Beyond Induction Heads: In-Context Meta Learning Induces Multi-Phase Circuit Emergence

Tags
Meta
arxiv id
2505.16694
6 more properties

Abstract Summary

This research investigates how transformer-based language models acquire the ability to meta-learn tasks from context during training, a key aspect of In-Context Learning (ICL).
By analyzing the dynamics of the model's circuit during training, the study demonstrates the emergence of unique circuits in multiple phases for meta-learning, contrasting with the single-phased changes observed in induction heads.

Abstract

Transformer-based language models exhibit In-Context Learning (ICL), where predictions are made adaptively based on context. While prior work links induction heads to ICL through a sudden jump in accuracy, this can only account for ICL when the answer is included within the context. However, an important property of practical ICL in large language models is the ability to meta-learn how to solve tasks from context, rather than just copying answers from context; how such an ability is obtained during training is largely unexplored. In this paper, we experimentally clarify how such meta-learning ability is acquired by analyzing the dynamics of the model's circuit during training.

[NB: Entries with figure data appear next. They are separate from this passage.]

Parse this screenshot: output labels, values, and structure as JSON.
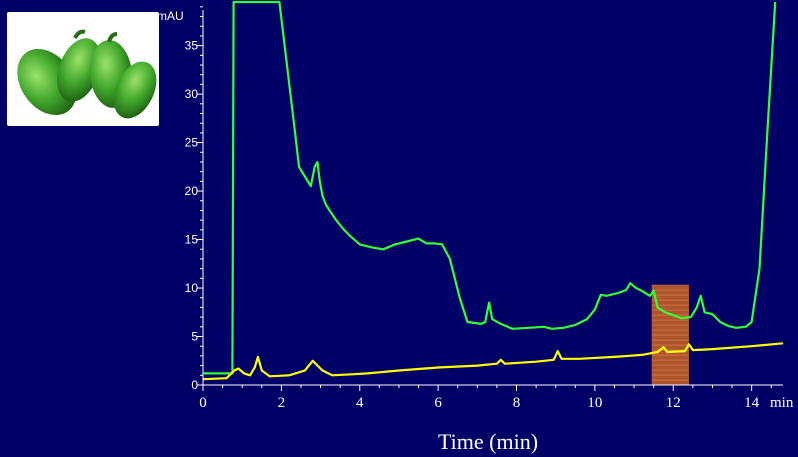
{
  "image": {
    "icon": "green-peppers-photo"
  },
  "chart_data": {
    "type": "line",
    "ylabel": "mAU",
    "xunit": "min",
    "xlabel": "Time (min)",
    "xlim": [
      0,
      14.8
    ],
    "ylim": [
      0,
      39.5
    ],
    "x_ticks": [
      0,
      2,
      4,
      6,
      8,
      10,
      12,
      14
    ],
    "x_tick_labels": [
      "0",
      "2",
      "4",
      "6",
      "8",
      "10",
      "12",
      "14"
    ],
    "y_ticks": [
      0,
      5,
      10,
      15,
      20,
      25,
      30,
      35
    ],
    "y_tick_labels": [
      "0",
      "5",
      "10",
      "15",
      "20",
      "25",
      "30",
      "35"
    ],
    "highlight_region": {
      "x": [
        11.45,
        12.4
      ],
      "color": "#b85a2a"
    },
    "series": [
      {
        "color": "#33ff33",
        "points": [
          [
            0,
            1.2
          ],
          [
            0.75,
            1.2
          ],
          [
            0.78,
            39.5
          ],
          [
            1.95,
            39.5
          ],
          [
            2.35,
            26
          ],
          [
            2.45,
            22.5
          ],
          [
            2.6,
            21.5
          ],
          [
            2.75,
            20.5
          ],
          [
            2.85,
            22.5
          ],
          [
            2.92,
            23
          ],
          [
            2.98,
            21
          ],
          [
            3.05,
            19.5
          ],
          [
            3.15,
            18.5
          ],
          [
            3.4,
            17
          ],
          [
            3.6,
            16
          ],
          [
            3.8,
            15.2
          ],
          [
            4,
            14.5
          ],
          [
            4.3,
            14.2
          ],
          [
            4.6,
            14
          ],
          [
            4.9,
            14.5
          ],
          [
            5.2,
            14.8
          ],
          [
            5.5,
            15.1
          ],
          [
            5.7,
            14.6
          ],
          [
            5.9,
            14.6
          ],
          [
            6.1,
            14.5
          ],
          [
            6.3,
            13
          ],
          [
            6.55,
            9
          ],
          [
            6.75,
            6.5
          ],
          [
            7.1,
            6.3
          ],
          [
            7.2,
            6.5
          ],
          [
            7.3,
            8.5
          ],
          [
            7.38,
            6.8
          ],
          [
            7.6,
            6.3
          ],
          [
            7.9,
            5.8
          ],
          [
            8.3,
            5.9
          ],
          [
            8.7,
            6
          ],
          [
            8.9,
            5.8
          ],
          [
            9.2,
            5.9
          ],
          [
            9.5,
            6.2
          ],
          [
            9.8,
            6.8
          ],
          [
            10,
            7.8
          ],
          [
            10.15,
            9.3
          ],
          [
            10.3,
            9.2
          ],
          [
            10.6,
            9.5
          ],
          [
            10.8,
            9.8
          ],
          [
            10.9,
            10.5
          ],
          [
            11.05,
            10
          ],
          [
            11.2,
            9.7
          ],
          [
            11.4,
            9.2
          ],
          [
            11.5,
            9.7
          ],
          [
            11.6,
            8
          ],
          [
            11.8,
            7.5
          ],
          [
            12,
            7.2
          ],
          [
            12.2,
            6.9
          ],
          [
            12.45,
            7
          ],
          [
            12.6,
            8
          ],
          [
            12.7,
            9.2
          ],
          [
            12.8,
            7.5
          ],
          [
            13,
            7.3
          ],
          [
            13.2,
            6.5
          ],
          [
            13.4,
            6.1
          ],
          [
            13.6,
            5.9
          ],
          [
            13.85,
            6
          ],
          [
            14,
            6.5
          ],
          [
            14.2,
            12
          ],
          [
            14.4,
            26
          ],
          [
            14.6,
            39.5
          ]
        ]
      },
      {
        "color": "#ffff00",
        "points": [
          [
            0,
            0.6
          ],
          [
            0.6,
            0.7
          ],
          [
            0.8,
            1.5
          ],
          [
            0.9,
            1.7
          ],
          [
            1.05,
            1.2
          ],
          [
            1.2,
            1
          ],
          [
            1.32,
            1.8
          ],
          [
            1.4,
            2.9
          ],
          [
            1.5,
            1.5
          ],
          [
            1.7,
            0.9
          ],
          [
            2.2,
            1
          ],
          [
            2.6,
            1.5
          ],
          [
            2.8,
            2.5
          ],
          [
            3.05,
            1.5
          ],
          [
            3.3,
            1
          ],
          [
            3.8,
            1.1
          ],
          [
            4.2,
            1.2
          ],
          [
            5,
            1.5
          ],
          [
            6,
            1.8
          ],
          [
            7,
            2
          ],
          [
            7.5,
            2.2
          ],
          [
            7.6,
            2.6
          ],
          [
            7.7,
            2.2
          ],
          [
            8.5,
            2.4
          ],
          [
            8.95,
            2.6
          ],
          [
            9.05,
            3.5
          ],
          [
            9.15,
            2.7
          ],
          [
            9.6,
            2.7
          ],
          [
            10.5,
            2.9
          ],
          [
            11.2,
            3.1
          ],
          [
            11.6,
            3.4
          ],
          [
            11.75,
            3.9
          ],
          [
            11.85,
            3.4
          ],
          [
            12.3,
            3.5
          ],
          [
            12.4,
            4.2
          ],
          [
            12.5,
            3.6
          ],
          [
            13,
            3.7
          ],
          [
            14,
            4
          ],
          [
            14.8,
            4.3
          ]
        ]
      }
    ]
  }
}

Specifically, we extend the copy task from previous research into an In-Context Meta Learning setting, where models must infer a task from examples to answer queries. Interestingly, in this setting, we find that there are multiple phases in the process of acquiring such abilities, and that a unique circuit emerges in each phase, contrasting with the single-phases change in induction heads. The emergence of such circuits can be related to several phenomena known in large language models, and our analysis lead to a deeper understanding of the source of the transformer's ICL ability.